En los recuerdos de aquel hombre que miraba los restos de la fosa con expresión ensimismada, salían retazos de escenas, el coche pequeño, la camioneta, el falangista bajo de estatura que voceaba y mandaba mucho, con su gorrito, el que fumaran sin parar? El falange bocazas del gorrito enseguida evocó al Chato de Berbinzana, un falange de aires de matón que aparece en las fotos de aquellos días y de quien consta sus participación en muchos asesinatos.
Oí que alguien se preguntaba si la gente que había terminado allí, hermanada en la muerte, se conocería de algo o si solo habrían compartido las horas finales de prisión, unos días, unas pocas semanas, y el viaje final, el de la camioneta, el de los falangistas que fumaron delante de ellos aquellos últimos pitillos antes de hacerles cruzar el torrente y matarlos contra la peña.
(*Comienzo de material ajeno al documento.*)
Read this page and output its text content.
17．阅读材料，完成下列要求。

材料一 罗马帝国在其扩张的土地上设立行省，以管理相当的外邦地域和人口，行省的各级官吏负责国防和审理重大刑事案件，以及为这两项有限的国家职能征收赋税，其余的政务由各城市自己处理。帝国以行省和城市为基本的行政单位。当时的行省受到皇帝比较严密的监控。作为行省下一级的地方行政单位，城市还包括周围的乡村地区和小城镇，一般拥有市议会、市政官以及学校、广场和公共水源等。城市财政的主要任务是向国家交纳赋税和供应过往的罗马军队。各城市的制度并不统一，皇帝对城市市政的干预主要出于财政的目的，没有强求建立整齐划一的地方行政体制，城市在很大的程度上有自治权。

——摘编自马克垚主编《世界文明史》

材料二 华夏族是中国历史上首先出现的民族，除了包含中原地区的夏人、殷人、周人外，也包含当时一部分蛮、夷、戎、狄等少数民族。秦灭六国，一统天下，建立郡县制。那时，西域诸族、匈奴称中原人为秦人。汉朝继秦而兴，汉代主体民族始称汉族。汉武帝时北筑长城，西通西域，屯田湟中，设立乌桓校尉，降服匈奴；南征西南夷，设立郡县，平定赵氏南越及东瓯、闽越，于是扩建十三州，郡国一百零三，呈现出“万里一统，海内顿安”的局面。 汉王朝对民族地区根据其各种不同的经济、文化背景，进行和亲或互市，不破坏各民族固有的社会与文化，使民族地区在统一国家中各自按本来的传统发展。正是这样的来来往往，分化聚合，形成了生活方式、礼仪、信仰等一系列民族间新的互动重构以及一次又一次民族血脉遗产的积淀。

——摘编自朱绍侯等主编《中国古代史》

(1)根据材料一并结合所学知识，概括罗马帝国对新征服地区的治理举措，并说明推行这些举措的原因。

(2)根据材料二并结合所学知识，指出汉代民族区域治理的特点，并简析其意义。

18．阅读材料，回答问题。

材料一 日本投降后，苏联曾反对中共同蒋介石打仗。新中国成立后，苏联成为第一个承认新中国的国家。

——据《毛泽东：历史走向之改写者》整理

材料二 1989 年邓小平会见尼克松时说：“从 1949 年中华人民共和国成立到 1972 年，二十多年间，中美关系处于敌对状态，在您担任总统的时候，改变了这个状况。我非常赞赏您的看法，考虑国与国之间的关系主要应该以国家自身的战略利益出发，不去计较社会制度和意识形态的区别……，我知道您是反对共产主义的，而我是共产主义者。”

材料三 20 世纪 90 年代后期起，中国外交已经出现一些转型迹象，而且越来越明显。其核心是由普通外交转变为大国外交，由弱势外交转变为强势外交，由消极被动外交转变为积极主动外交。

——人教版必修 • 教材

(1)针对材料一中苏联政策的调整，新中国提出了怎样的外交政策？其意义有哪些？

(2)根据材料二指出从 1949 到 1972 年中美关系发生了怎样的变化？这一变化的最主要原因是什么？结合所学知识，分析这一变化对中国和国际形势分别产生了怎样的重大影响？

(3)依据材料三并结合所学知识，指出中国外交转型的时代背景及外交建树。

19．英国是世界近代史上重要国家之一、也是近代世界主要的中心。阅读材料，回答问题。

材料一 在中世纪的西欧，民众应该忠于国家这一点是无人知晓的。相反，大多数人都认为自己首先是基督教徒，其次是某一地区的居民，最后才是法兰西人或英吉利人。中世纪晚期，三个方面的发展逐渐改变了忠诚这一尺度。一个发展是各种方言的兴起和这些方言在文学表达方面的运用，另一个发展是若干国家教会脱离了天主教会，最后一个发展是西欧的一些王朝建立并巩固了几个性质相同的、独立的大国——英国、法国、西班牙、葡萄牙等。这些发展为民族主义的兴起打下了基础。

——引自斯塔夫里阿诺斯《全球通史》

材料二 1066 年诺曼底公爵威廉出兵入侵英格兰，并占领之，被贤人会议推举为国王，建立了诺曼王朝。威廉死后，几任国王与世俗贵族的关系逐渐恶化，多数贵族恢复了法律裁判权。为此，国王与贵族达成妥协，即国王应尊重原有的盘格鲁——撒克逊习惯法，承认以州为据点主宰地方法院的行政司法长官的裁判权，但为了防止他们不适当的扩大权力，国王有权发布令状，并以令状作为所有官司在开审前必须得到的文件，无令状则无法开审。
Una camioneta que había llegado hasta allí precedida o seguida por un cochecito de la muerte, el de los matones.
Ahora que lo escribo y rememoro ese día lluvioso de otoño, me pregunto cómo habría sido el último viaje de esa gente. Desde dónde. ¿Desde el fuerte? ¿Desde la cárcel de la Cuesta de la Reina, que aquellos días precisamente terminaban de derribar? ¿Desde el colegio de los Salesianos o el de Escolapios? ¿Desde la cárcel de algún pueblo? Seis historias por escribir. Con escribir una, estarían escritas las seis restantes y todas las demás, las de las fosas abiertas y las que todavía no se han abierto ni encontrado.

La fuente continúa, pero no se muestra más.